The 3rd worst disaster in US domestic aviation history occurred on November 8, 1961 at Byrd Field in Richmond, now Richmond International Airport. The plane, a 15 year old Lockheed Constellation L-049 was carrying 74 Army inductees, who had embarked in Newark, Wilkes-Barre, and Baltimore on their way to Columbia, SC. Many of the young men on the plane were taking the first flight in their lives.
The pilot attempted an emergency landing in Richmond after losing power in 2 of 4 engines because of poor fuel pressure. The first pass at the runway was unsuccessful. A third engine failed as the plane attempted to make the turn back to the head of the runway, and the plane crashed in the woods. The exit from the passenger areas was blocked by trees and branches. The pilot and one crew member managed to climb out of the cockpit through the broken windshield as fire erupted, but everyone else in the plane died of asphyxiation.

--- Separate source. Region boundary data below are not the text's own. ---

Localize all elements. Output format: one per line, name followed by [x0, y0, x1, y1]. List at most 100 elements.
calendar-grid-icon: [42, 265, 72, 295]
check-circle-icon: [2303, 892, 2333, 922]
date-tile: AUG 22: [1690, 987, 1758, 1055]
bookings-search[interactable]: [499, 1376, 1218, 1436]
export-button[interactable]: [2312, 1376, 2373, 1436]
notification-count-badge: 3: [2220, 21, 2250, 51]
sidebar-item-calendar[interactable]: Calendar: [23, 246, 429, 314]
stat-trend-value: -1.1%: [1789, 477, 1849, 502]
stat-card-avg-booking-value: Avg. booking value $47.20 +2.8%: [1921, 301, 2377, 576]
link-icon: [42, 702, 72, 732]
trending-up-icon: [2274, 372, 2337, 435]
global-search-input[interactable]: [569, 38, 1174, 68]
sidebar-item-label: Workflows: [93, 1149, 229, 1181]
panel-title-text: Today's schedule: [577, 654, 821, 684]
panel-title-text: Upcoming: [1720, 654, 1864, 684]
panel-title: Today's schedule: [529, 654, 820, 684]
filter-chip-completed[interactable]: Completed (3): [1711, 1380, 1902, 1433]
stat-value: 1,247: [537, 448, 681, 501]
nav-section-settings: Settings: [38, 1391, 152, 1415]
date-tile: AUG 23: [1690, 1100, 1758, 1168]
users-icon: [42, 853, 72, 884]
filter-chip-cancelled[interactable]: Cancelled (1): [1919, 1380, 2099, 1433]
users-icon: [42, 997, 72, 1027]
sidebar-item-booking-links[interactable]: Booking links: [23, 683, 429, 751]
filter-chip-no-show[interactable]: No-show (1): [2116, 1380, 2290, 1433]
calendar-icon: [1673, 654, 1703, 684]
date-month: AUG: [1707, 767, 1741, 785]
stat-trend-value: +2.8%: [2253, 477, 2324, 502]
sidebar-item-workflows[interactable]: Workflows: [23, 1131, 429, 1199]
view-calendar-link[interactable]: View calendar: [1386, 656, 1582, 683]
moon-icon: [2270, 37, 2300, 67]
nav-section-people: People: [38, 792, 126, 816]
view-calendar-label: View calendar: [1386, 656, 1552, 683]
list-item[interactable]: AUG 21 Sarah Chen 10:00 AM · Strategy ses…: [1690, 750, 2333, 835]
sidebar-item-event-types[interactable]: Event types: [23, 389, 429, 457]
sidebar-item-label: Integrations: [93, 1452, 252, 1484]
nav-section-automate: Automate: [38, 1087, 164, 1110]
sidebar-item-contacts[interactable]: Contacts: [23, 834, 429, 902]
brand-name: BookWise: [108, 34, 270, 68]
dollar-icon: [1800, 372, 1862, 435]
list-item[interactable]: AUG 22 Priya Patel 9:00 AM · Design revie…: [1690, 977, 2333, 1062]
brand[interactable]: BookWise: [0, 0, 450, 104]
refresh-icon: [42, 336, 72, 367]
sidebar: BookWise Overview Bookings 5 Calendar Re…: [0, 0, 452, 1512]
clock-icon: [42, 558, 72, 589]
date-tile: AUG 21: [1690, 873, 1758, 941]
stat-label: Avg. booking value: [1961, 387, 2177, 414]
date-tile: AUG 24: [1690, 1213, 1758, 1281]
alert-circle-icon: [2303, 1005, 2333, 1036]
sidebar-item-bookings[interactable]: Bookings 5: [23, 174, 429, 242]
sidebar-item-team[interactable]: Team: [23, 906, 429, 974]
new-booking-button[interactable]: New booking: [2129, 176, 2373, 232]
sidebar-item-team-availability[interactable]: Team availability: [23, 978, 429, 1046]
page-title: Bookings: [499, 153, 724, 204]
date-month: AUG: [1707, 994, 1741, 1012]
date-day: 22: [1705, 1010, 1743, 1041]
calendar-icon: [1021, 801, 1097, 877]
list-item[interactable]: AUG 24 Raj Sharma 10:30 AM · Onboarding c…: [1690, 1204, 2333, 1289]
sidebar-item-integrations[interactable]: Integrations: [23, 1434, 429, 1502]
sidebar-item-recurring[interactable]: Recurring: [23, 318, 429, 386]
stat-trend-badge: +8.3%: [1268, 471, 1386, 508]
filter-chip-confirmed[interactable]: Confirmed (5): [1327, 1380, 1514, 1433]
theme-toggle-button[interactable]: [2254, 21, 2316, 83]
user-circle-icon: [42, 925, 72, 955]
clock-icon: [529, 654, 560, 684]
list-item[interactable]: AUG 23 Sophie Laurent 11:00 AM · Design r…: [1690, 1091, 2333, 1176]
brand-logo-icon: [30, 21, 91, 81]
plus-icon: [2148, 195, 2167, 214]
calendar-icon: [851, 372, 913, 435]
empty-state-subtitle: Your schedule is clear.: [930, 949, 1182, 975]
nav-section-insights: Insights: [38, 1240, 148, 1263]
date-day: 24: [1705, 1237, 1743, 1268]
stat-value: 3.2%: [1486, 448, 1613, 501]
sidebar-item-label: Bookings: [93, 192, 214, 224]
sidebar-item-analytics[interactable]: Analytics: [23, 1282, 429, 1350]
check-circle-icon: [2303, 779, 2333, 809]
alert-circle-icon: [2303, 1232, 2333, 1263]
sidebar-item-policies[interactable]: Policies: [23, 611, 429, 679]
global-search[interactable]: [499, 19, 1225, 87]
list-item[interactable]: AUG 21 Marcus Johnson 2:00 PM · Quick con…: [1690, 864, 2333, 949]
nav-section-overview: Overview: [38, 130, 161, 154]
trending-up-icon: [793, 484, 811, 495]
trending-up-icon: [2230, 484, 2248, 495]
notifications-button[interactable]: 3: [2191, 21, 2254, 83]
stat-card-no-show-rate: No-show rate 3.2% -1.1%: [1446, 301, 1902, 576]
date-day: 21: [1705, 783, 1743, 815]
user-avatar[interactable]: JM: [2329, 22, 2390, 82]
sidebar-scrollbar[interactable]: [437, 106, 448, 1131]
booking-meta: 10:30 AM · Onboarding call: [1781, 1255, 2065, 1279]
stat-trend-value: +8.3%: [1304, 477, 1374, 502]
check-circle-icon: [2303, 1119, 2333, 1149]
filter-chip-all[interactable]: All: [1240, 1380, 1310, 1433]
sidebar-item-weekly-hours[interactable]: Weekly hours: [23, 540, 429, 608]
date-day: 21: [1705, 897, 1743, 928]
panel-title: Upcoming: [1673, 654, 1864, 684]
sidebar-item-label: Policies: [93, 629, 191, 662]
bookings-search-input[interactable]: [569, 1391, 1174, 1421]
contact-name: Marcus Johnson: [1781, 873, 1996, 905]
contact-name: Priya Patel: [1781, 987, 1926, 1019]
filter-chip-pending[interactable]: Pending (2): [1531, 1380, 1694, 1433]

The disaster prompted changes in Pentagon procedures for hiring domestic carriers for military transportation, so-called “nonscheds”. Until 1961, the military had been required to accept the low bidder. This resulted in a dismal safety record because of substandard maintenance and crew training in the lowest cost carriers like Imperial Air, which owned and operated the doomed Constellation L-049. An investigative report of the crash speculated that impurities in the fuel might have caused the loss of fuel pressure, but because the plane caught fire, a conclusive cause could not be determined.
A historical sign in Richmond and memorials in Passaic, NJ and Bethlehem have been erected in remembrance of the lives lost in the crash.